TRUST THE PEOPLE
So it is
election time. Someone threw a flyer over our gate. His priorities are water,
roads and refuse collection. Nothing very revolutionary there. Basic needs. But
basic needs not yet met. After all these years. Is the candidate ‘blowing in
the wind’? Is there any prospect of these basic things being done? Are we just
ritually marking up one more election? We go through the motions but nothing
changes. The focus of the world will be briefly on us. Then they will move away
to something else.
What we
yearn for, year after year, is subsidiarity. Long ago (in 1931) it was defined
by Pius XI as a principle by which every unit in the nation – family, local
council, district, province and central government – performs the tasks which
it can do at its own level. ‘The true aim of all social activity should be to
help individual members of the social body, but never to destroy or absorb them.’

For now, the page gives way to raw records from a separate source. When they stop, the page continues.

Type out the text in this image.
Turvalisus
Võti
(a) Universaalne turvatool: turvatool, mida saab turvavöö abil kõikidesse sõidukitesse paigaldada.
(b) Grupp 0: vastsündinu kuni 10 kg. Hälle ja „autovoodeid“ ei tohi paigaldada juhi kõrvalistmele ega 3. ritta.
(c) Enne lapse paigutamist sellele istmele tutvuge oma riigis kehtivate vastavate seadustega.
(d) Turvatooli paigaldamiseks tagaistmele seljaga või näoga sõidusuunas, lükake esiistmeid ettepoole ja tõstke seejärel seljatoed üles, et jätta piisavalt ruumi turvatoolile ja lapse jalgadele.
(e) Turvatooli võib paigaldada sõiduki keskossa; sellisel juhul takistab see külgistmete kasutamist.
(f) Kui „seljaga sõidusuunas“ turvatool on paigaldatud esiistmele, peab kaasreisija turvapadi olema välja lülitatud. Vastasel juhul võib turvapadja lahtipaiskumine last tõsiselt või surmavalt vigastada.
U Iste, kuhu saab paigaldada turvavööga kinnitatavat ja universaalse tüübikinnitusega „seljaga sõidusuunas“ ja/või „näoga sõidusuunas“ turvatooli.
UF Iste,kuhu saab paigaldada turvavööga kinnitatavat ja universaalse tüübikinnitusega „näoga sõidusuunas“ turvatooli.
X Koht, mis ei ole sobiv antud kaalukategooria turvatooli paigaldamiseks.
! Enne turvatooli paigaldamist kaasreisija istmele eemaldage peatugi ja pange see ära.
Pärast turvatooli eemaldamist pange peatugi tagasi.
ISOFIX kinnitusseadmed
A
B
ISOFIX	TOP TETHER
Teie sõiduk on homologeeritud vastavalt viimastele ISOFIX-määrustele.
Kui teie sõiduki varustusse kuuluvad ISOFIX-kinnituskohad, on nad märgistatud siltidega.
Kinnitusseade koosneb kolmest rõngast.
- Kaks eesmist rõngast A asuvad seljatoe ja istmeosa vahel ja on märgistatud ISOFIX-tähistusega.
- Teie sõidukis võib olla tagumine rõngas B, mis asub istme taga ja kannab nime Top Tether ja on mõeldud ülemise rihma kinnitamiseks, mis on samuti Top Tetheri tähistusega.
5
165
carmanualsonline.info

In other words, no higher body in the state should take to itself powers which
lower bodies can do.
Paul VI
commented: ‘To take politics seriously at its different levels – local,
regional, national and worldwide - is to affirm the duty of every person to
recognise the concrete reality and the value of freedom of choice that is
offered to them to seek to bring about both the good of the city and of the
nation and of all people. Politics are a demanding manner – but not the only
one – of living the Christian commitment to the service of others.’
So there we
have it. There are jobs to be done - providing water, mending roads, collecting
rubbish – and no shortage of people willing to work. But no one, at the local
level, to say nothing of the national level, is able to exercise their freedom
to organise and carry out these works. So they are not done. Our social fabric
is gridlocked, paralysed. And we are faced with five more years of inaction
while the people languish in poverty and frustration.
It would
surely be a simple matter to allow people to develop their social and economic
activity at the level where they are able to do it. But there seems to be a
terrible fear that if the people organise themselves on the local level – and
succeed – it will somehow reflect badly on those at a higher level. And yet is
it not obvious that if people succeed at the local level, it will redound
positively on those at a high level? Parents take delight in the achievements
of their children.
Do the
people in the higher levels trust the ordinary people?